Bless him, writer-director Michael Dougherty gives it a college try with his debut feature, Trick ‘r Trear– we watched it last night, for the first time.
Completed in time for an October 2007 release, this darkly comic set of interweaving tales was shelved- repeatedly- but got tons of strong buzz from various film festivals and special screenings. Finally released on DVD, it is a welcome respite from the dreary studio horror that we’ve become used to in the last ten years.
By no means a perfect movie, it is nonetheless a fun little Halloween romp. Brian Cox and Dylan Baker both bring their A-Games, and the rest of the cast doesn’t falter- including a few turns from younger thesps.
I really enjoyed Baker- his monologue on the nature of Halloween is so wonderful, and delivered with a fantastic combination of menace and nostalgia.
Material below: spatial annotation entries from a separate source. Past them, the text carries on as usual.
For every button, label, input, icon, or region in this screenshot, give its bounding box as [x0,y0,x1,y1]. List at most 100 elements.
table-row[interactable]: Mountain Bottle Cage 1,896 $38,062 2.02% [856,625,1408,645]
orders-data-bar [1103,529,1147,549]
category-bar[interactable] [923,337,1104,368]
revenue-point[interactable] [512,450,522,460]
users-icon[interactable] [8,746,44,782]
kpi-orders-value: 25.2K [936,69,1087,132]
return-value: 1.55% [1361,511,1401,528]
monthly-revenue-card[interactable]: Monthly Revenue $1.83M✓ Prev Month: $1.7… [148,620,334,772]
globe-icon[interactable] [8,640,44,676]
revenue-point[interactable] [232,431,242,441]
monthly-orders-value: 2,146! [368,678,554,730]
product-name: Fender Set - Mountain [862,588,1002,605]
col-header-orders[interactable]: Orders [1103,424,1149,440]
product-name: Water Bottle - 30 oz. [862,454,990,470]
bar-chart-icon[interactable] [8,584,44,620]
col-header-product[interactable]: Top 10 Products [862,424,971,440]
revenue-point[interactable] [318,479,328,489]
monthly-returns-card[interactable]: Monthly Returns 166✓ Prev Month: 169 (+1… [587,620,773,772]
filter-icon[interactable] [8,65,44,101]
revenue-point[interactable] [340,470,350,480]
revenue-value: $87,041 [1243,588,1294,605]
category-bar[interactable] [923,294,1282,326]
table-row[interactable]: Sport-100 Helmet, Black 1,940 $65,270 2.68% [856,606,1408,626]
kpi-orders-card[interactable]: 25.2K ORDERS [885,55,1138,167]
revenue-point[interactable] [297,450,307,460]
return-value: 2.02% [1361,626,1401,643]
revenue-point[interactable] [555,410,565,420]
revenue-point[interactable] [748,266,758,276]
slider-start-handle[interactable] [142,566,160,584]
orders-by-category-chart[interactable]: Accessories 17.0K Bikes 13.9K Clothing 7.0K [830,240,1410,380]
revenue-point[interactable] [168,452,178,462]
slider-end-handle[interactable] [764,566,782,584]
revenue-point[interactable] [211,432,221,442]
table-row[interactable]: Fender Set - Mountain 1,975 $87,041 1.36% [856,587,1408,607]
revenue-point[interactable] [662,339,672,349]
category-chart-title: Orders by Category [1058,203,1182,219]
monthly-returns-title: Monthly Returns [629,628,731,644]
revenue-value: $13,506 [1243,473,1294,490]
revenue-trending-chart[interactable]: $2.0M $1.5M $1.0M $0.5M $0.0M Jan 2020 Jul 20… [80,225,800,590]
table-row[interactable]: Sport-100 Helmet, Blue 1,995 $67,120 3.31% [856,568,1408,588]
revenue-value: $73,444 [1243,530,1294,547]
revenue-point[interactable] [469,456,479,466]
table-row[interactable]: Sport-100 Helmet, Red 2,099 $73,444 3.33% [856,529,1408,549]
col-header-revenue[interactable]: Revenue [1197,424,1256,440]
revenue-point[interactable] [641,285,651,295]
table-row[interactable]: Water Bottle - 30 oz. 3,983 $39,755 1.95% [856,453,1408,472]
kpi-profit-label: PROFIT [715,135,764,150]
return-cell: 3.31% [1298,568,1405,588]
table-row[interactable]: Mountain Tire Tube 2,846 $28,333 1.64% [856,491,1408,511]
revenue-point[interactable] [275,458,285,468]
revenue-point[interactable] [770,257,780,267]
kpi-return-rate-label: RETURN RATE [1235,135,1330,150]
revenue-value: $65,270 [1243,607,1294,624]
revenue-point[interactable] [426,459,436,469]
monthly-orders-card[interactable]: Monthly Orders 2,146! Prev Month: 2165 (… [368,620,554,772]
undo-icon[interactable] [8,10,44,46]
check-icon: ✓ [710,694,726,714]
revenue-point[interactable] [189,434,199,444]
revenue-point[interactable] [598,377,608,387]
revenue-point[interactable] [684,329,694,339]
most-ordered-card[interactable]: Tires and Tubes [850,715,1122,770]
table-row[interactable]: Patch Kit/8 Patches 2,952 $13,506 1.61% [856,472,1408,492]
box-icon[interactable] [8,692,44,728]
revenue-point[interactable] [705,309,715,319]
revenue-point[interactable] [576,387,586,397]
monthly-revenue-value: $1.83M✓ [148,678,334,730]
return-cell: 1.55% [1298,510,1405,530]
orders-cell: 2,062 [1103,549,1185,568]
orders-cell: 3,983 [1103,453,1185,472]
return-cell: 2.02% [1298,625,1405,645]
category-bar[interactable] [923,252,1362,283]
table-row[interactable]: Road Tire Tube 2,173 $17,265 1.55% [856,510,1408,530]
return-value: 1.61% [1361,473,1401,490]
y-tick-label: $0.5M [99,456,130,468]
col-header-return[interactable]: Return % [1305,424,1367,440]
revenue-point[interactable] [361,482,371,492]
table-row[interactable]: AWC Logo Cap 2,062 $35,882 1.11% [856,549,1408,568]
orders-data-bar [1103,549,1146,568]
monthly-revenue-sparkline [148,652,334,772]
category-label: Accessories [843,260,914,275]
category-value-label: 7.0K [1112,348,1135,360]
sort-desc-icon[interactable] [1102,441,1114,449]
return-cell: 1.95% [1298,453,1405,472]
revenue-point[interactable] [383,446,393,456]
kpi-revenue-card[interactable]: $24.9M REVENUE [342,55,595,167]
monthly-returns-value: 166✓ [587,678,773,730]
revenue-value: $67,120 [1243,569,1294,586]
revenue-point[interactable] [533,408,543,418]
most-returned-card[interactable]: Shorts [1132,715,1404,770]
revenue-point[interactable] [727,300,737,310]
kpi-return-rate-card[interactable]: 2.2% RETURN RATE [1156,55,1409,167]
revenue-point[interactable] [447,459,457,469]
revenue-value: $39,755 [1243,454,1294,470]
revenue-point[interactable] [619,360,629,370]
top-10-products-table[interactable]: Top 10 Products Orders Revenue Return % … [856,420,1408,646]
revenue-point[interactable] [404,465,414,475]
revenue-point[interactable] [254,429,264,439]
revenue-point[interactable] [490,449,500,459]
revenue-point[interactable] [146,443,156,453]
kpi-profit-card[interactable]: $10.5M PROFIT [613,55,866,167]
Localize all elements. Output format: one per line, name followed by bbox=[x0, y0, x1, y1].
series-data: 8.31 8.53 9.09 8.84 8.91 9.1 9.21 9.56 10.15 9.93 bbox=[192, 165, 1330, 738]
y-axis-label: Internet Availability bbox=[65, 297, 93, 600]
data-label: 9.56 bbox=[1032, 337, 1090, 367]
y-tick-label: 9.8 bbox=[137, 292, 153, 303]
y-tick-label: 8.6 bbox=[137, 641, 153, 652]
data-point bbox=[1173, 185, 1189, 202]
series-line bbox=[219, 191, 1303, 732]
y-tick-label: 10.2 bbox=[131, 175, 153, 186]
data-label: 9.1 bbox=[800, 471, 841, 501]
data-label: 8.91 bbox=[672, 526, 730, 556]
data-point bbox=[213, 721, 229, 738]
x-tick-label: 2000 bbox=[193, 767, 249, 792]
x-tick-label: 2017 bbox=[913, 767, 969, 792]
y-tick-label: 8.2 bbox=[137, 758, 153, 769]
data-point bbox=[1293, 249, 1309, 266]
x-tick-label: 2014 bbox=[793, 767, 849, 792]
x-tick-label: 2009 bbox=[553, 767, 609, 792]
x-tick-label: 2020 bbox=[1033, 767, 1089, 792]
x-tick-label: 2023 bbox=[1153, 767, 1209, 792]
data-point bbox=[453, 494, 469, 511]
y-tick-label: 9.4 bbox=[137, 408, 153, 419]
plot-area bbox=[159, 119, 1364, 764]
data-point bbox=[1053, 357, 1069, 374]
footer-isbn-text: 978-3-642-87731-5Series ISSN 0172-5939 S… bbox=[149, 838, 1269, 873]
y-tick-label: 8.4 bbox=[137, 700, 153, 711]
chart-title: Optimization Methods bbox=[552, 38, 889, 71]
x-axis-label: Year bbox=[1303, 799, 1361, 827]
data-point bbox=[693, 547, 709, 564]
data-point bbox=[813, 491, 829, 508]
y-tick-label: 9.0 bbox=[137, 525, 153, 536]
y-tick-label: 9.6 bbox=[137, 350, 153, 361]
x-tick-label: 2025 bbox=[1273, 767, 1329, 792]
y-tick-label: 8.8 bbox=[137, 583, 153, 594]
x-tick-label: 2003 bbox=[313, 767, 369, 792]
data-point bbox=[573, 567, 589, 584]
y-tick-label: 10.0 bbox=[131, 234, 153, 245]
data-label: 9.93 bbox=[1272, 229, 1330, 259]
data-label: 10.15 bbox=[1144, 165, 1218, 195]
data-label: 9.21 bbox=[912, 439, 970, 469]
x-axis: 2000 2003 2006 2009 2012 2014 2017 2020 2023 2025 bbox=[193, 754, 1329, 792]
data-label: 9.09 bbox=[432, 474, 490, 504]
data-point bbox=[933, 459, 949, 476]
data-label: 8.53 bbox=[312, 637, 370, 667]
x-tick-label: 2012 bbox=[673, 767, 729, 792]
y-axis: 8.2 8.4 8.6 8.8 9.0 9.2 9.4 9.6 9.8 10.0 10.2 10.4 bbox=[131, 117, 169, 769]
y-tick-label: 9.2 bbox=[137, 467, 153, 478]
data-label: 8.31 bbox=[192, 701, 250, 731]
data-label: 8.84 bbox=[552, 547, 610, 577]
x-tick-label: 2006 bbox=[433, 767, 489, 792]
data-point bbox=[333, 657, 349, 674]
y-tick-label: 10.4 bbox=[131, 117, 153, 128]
Anna Paquin is also good as the “shy” girl with a bunch of “Woo!” party girls, hoping to find her “first” guy…
The stories are woven together nicely, with some overlapping moments where various characters pass each other en route to or from their own Halloween destinies- and each vignette has a haunting appearance from the same shabby little figure…
The central figure of the movie’s mythology, the eerie little Trick ‘r Treater listed in the credits as “Sam” (yay!) is a wonderfully creepy design- dirty orange footy pajamas, fingerless gloves, and a burlap mask with button-eyes covering his pumpkin shaped head. The idea of Sam as a sort of mischievous harbinger was exciting to us- though we found the reveal as to how hands-on he/it was to be a let down.
On the one hand, I LOVE a mythology based on rules, especially one where the “monster” has to follow them (or chooses to… hmmm) though I feel like Sam works better in the shadows and background than at the foreground- hopefully, the planned sequel won’t cause the usual over-familiarization of a potentially haunting character.
As well as the creepy little guy, there is a vampire (whose finale/reveal I was disappointed by), werewolves (Courtney must’ve hated it; but I am a HUGE fan of the old-school “wolves in human skin- literally” style monster) and water-logged vengeance-bound dead straight out of an EC Comic- the use of EC style art during the credits helped set the town.
Oh, and we totally loved “Rhonda”, the pumpkin carving girl who understands the “rules” of the holiday.
Overall, fun, worth a look- even if it wasn’t quite the home run we had hoped for.